Lea también: Del complejo de Edipo y otros “madrazos”

Hago un esfuerzo para recordar la cara más nueva de papá y siempre la memoria me lleva a la foto de su primera cédula, una cara simpática,  sonrisa contenida, un bigotito casi de mentiras y la mirada contenta, en blanco y negro. No me llega con claridad el rostro que tenía la noche en que llegó a casa y mamá no estaba. Había salido a alguna diligencia que nunca supe. Solo me acuerdo que ante la soledad empecé a llorar, es posible que hubiera tenido dos años, porque, según me enteré después, correspondió a los días en que habitábamos en una casa del barrio Manchester, muy grande para tres personas, o eso creía uno, que los espacios eran de más dimensión de la que realmente tenían.
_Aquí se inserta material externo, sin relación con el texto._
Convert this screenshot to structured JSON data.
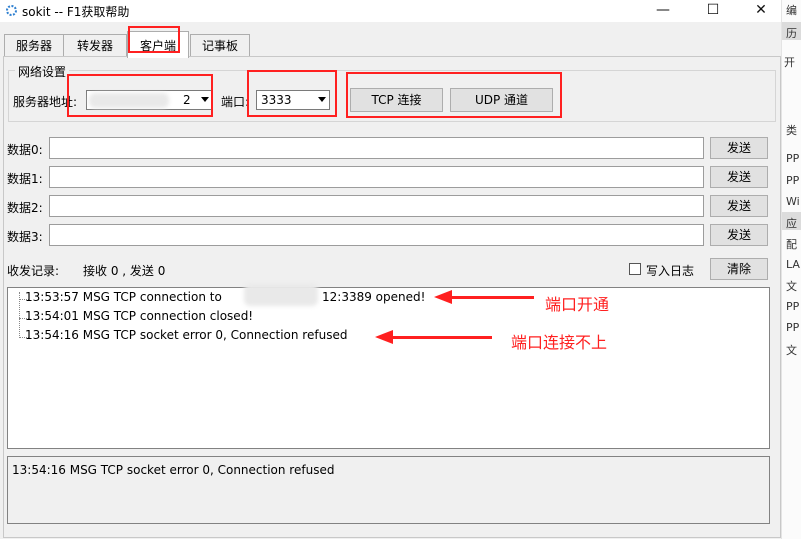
{
  "window": {
    "title": "sokit -- F1获取帮助",
    "controls": {
      "minimize": "—",
      "maximize": "☐",
      "close": "✕"
    }
  },
  "tabs": [
    {
      "label": "服务器"
    },
    {
      "label": "转发器"
    },
    {
      "label": "客户端",
      "active": true
    },
    {
      "label": "记事板"
    }
  ],
  "network": {
    "group_title": "网络设置",
    "server_label": "服务器地址:",
    "server_value": "2",
    "port_label": "端口:",
    "port_value": "3333",
    "tcp_button": "TCP 连接",
    "udp_button": "UDP 通道"
  },
  "data_rows": [
    {
      "label": "数据0:",
      "value": "",
      "send": "发送"
    },
    {
      "label": "数据1:",
      "value": "",
      "send": "发送"
    },
    {
      "label": "数据2:",
      "value": "",
      "send": "发送"
    },
    {
      "label": "数据3:",
      "value": "",
      "send": "发送"
    }
  ],
  "records": {
    "label": "收发记录:",
    "stats": "接收 0 , 发送 0",
    "write_log_label": "写入日志",
    "write_log_checked": false,
    "clear_button": "清除"
  },
  "log": {
    "lines": [
      {
        "prefix": "13:53:57 MSG TCP connection to",
        "suffix": "12:3389 opened!"
      },
      {
        "text": "13:54:01 MSG TCP connection closed!"
      },
      {
        "text": "13:54:16 MSG TCP socket error 0, Connection refused"
      }
    ]
  },
  "status_text": "13:54:16 MSG TCP socket error 0, Connection refused",
  "annotations": {
    "opened": "端口开通",
    "refused": "端口连接不上"
  },
  "sidebar": {
    "items": [
      "编",
      "历",
      "开",
      "类",
      "PP",
      "PP",
      "Wi",
      "应",
      "配",
      "LA",
      "文",
      "PP",
      "PP",
      "文"
    ]
  },
  "colors": {
    "highlight_red": "#ff2020",
    "window_bg": "#f0f0f0"
  }
}
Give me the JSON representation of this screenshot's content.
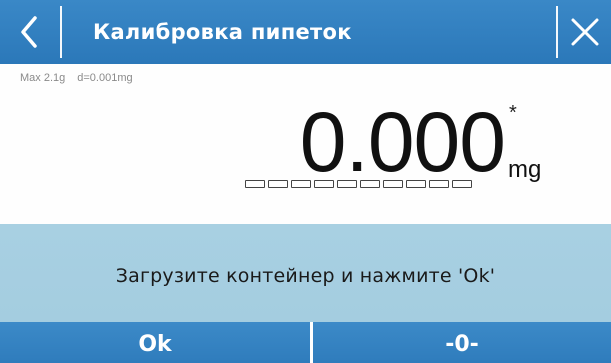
{
  "header": {
    "title": "Калибровка пипеток",
    "back_icon": "chevron-left-icon",
    "close_icon": "close-icon"
  },
  "display": {
    "max_capacity": "Max 2.1g",
    "division": "d=0.001mg",
    "value": "0.000",
    "stability_marker": "*",
    "unit": "mg",
    "bargraph_segments": 10,
    "bargraph_level": 0
  },
  "message": {
    "text": "Загрузите контейнер и нажмите 'Ok'"
  },
  "footer": {
    "ok_label": "Ok",
    "zero_label": "-0-"
  },
  "colors": {
    "header_blue": "#2f7dbd",
    "message_bg": "#a6cee1",
    "footer_blue": "#3482c2"
  }
}
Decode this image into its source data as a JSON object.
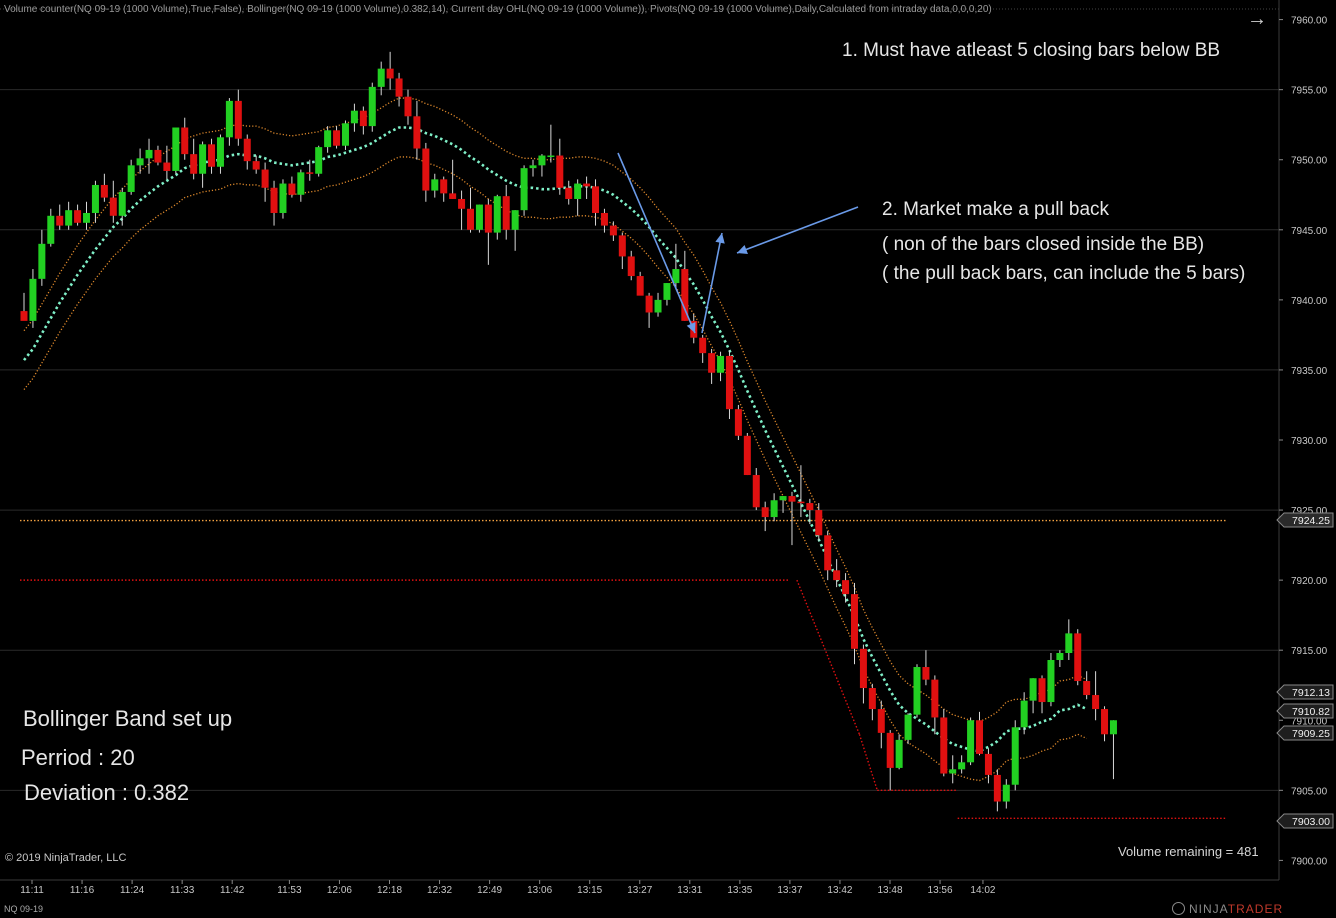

Aquella pudo haber sido mi primera sensación de desamparo, verme solo, en penumbra, caminando por un pasillo de cemento, mirando el cielorraso y escuchando ruidos dentro de él, yendo a la cocina y ahí descubrir el súbito paso de una rata, luego asomarme al patio de bifloras y sentir el rumor sordo de las matas, correr hasta una ventana que daba a la calle e intentar abrirla sin éxito y principiar a gritar, a llamar a mamá, a correr en redondo por la sala, y luego escuchar un golpeteo en la puerta de entrada, primero suave, luego más fuerte hasta convertirse en un demoledor sonido, no sé quién lo producía, pero después apareció él, la cara demudada, rabioso con certeza, vociferando.—¡Qué son esos gritos, qué son esos llantos!-, supongo que esas eran sus palabras.

Vino hasta mí y me tomó en sus brazos, me dio consuelos y sin embargo yo persistía en mis berridos y él comenzó a impacientarse, seguramente decía o pensaba puñetero pelado cállate, puñetera mujer dónde te has ido, cállate que me vuelves loco, pudo haber sido así, y luego mamá en la puerta, tampoco recuerdo su rostro, quizá asustado, lo más probable asombrado por el espectáculo de su chiquillo alborotado y su marido enardecido. Los dos se observaron frente a frente y estalló una algarabía, hablaban al mismo tiempo y eso fue suficiente para renovar mis aullidos. No sé cuánto tiempo pasó entre los primeros alaridos y los últimos susurros, pero todo se fue calmando, ellos en la mesa y yo caminando por ahí, sin preocupaciones.